How to make elections more meaningful

Book Excerpt: ‘The Power of the Ballot’ celebrates Festival of Democracy in all its varied aspects

Anil Maheshwari and Vipul Maheshwari | April 19, 2022


#Election Commission of India   #society   #economy   #politics   #democracy   #Elections  
(File Photo: Arun Kumar/GN)
(File Photo: Arun Kumar/GN)

The Power of the Ballot: Travail and Triumph in the Elections
By Anil Maheshwari and Vipul Maheshwari
Bloomsbury, 382 pages, Rs 699

India’s democracy is known to be messy, boisterous, and noisy. With all its faults, it continues to function well. The day of elections is the day this democratic spirit is celebrated. The Election Commission of India rightly branded it as ‘Desh ka Mahatyohar’ – a sort of Festival of Democracy. And Indians love elections – to the extent that they may be even called Homo Electionus.

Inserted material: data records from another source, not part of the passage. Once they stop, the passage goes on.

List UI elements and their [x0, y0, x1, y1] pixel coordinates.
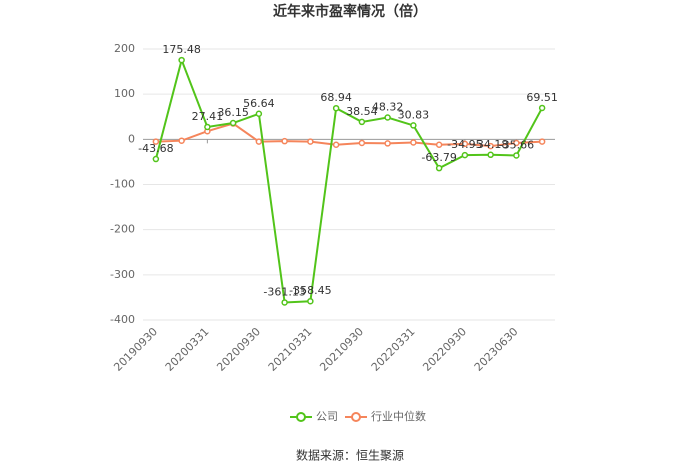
point [281, 137, 288, 145]
point [538, 104, 546, 112]
data-label: -34.95 [447, 138, 482, 151]
data-label: -34.18 [473, 138, 508, 151]
point [178, 137, 185, 144]
point [281, 299, 288, 306]
data-label: 68.94 [320, 91, 352, 104]
point [435, 164, 443, 172]
point [487, 142, 494, 150]
point [410, 139, 417, 146]
point [461, 151, 469, 159]
chart-title: 近年来市盈率情况（倍） [273, 3, 427, 20]
point [358, 118, 366, 126]
point [255, 138, 263, 145]
point [152, 138, 160, 145]
data-label: 27.41 [192, 110, 224, 123]
point [384, 140, 391, 147]
point [332, 104, 340, 112]
y-tick-label: 200 [114, 42, 135, 55]
y-tick-label: 100 [114, 87, 135, 100]
y-tick-label: 0 [128, 132, 135, 145]
series-line [154, 56, 544, 304]
x-tick-label: 20200930 [214, 325, 263, 374]
point [384, 114, 391, 121]
point [204, 123, 211, 131]
legend-label: 公司 [316, 410, 338, 423]
data-label: -43.68 [138, 142, 173, 155]
data-label: 56.64 [243, 97, 275, 110]
point [358, 139, 366, 147]
point [178, 56, 185, 64]
point [152, 155, 160, 163]
legend-marker [351, 412, 361, 422]
data-label: 36.15 [217, 106, 249, 119]
data-label: 38.54 [346, 105, 378, 118]
point [513, 139, 520, 147]
point [461, 140, 469, 148]
data-label: 69.51 [526, 91, 558, 104]
y-tick-label: -400 [110, 313, 135, 326]
x-tick-label: 20230630 [472, 325, 521, 374]
x-tick-label: 20200331 [163, 325, 212, 374]
point [487, 151, 494, 159]
x-tick-label: 20210331 [266, 325, 315, 374]
point [229, 119, 237, 127]
point [410, 122, 417, 129]
x-tick-label: 20190930 [111, 325, 160, 374]
data-label: -358.45 [289, 284, 331, 297]
x-tick-label: 20220930 [420, 325, 469, 374]
point [513, 152, 520, 159]
y-tick-label: -300 [110, 268, 135, 281]
data-label: -361.13 [263, 285, 305, 298]
point [435, 141, 443, 149]
point [307, 138, 314, 145]
point [332, 141, 340, 149]
data-label: 48.32 [372, 101, 404, 114]
point [255, 110, 263, 118]
data-label: 175.48 [162, 43, 201, 56]
point [307, 297, 314, 305]
y-tick-label: -100 [110, 178, 135, 191]
legend-marker [296, 412, 306, 422]
legend-label: 行业中位数 [371, 409, 426, 423]
x-tick-label: 20210930 [317, 325, 366, 374]
data-label: -63.79 [421, 151, 456, 164]
x-tick-label: 20220331 [369, 325, 418, 374]
series-line [155, 122, 543, 148]
data-label: 30.83 [398, 108, 430, 121]
point [538, 138, 546, 145]
y-tick-label: -200 [110, 223, 135, 236]
data-label: -35.66 [499, 138, 534, 151]
source: 数据来源：恒生聚源 [296, 448, 404, 463]
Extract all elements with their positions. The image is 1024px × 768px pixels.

Anil Maheshwari, who has spent five decades in journalism, and Vipul Maheshwari, a prominent advocate in the Supreme Court, have authored a book that celebrates this festival in all its varied aspects. In 31 short pieces, the book covers the whole gamut of India’s elections. Here is one of the essays, focusing on the much-needed changes in the election system:

Electoral reforms

Given the distortions in the system, manning the elections, Navin Chawla, a CEC, admitted:

“Electoral reforms in India are long overdue. Yet, no government or political party has chosen to seriously address the proposals made by the ECI. Over the years many committees and commissions have been set up by various governments to study the issues but their recommendations gather dust. This is a pity because these reports were thoughtful, incisive and the result of painstaking work, where a large number of stakeholders were consulted and their views taken on board. Some of these reports are now too dated to have any reasons, but the spirit of their advice remains valid, which is to move the country towards cleaner politics by offering recommendations to reduce, if not altogether eliminate, the ills beginning to affect the body politic.”
[See: Chawla, Navin. 2019. ‘Every Vote Counts: The Story of India’s Elections’. New Delhi: HarperCollins, p. 226.]

Meanwhile, the ECI has also proposed to the government to extend the electronically transmitted postal ballot system (eTPBS) facility, so far available to service voters, to eligible overseas Indian voters. In a letter to the legislative Secretary in law Ministry on 27 November
2020, the ECI said with the successful execution of the eTPBS in the case of service voters, it was now ‘confident’ that the facility could also be extended to the overseas electors. But the government is yet to take a decision on the move as it will need wider consultations with all stakeholders before a final call is taken. [See: https://eci.gov.in/files/file/9236-proposed-election-reforms] The role of ECI and the need for various electoral reforms have become a moot point. The ECI has published 25 of the main recommendations for electoral reforms. Some of the recommendations are:

1. Aadhaar–voter ID linkage to weed out duplications and misrepresentations from the electoral rolls

2. New voting methods which remain secure and safe to ease and improve electoral participation

3. Capping the campaign expenditure of political parties

4. Registration of new voters and change of address with one single form to address the confusion created

5. Starting online registration facilities at the school-or college-level for all prospective voters at 17 years of age so they can be enrolled in the electoral roll as soon as they become eligible at 18

6. The ECI also recommended four cut-off dates in a year to enrol as a voter—1 January, 1 April, 1 July and 1 October; while the Law Ministry has suggested two dates—1 January and 1 July (currently, only those who turn 18 by 1 January of that year are registered as voters)

7. The ECI has proposed to give out electronic versions of the voter ID card—EPIC—for the convenience of voters

8. Online nomination of candidates

9. Imposing a ‘silence period of 48 hours’ before polling on social media and print media

10. Giving ‘remote’ voting rights to domestic migrant workers out of them one, six and seven were accepted by the Government in December 2021.

Discussing in detail the need to strengthen the SECs, CEC T.S. Krishna Murthy writes:

“With the 73rd and 74th constitutional amendments in 1992, Parliament created SECs to conduct panchayat and municipal elections. The State Election Commissioners are appointed by the respective state governments and do not function under the ECI. Unfortunately, in recent times, the elections conducted by the State Election Commissioners, at least in some states, have come in for harsh criticism. Many state Commissions, such as in West Bengal and Andhra Pradesh, use the ECI’s electoral rolls as the basis for their elections. Some other states use the ECI’s rolls with modifications. It was agreed at a meeting of the State Election Commissioners with the ECI, in April 2000, that duplication in the preparation of rolls was unnecessary and wasteful. Not only that, it caused confusion in the minds of voters.” [See: Krishna Murthy, T.S. 2008. ‘The Miracle of Democracy: India’s Amazing Journey’. New Delhi: HarperCollins, pp. 68–69.]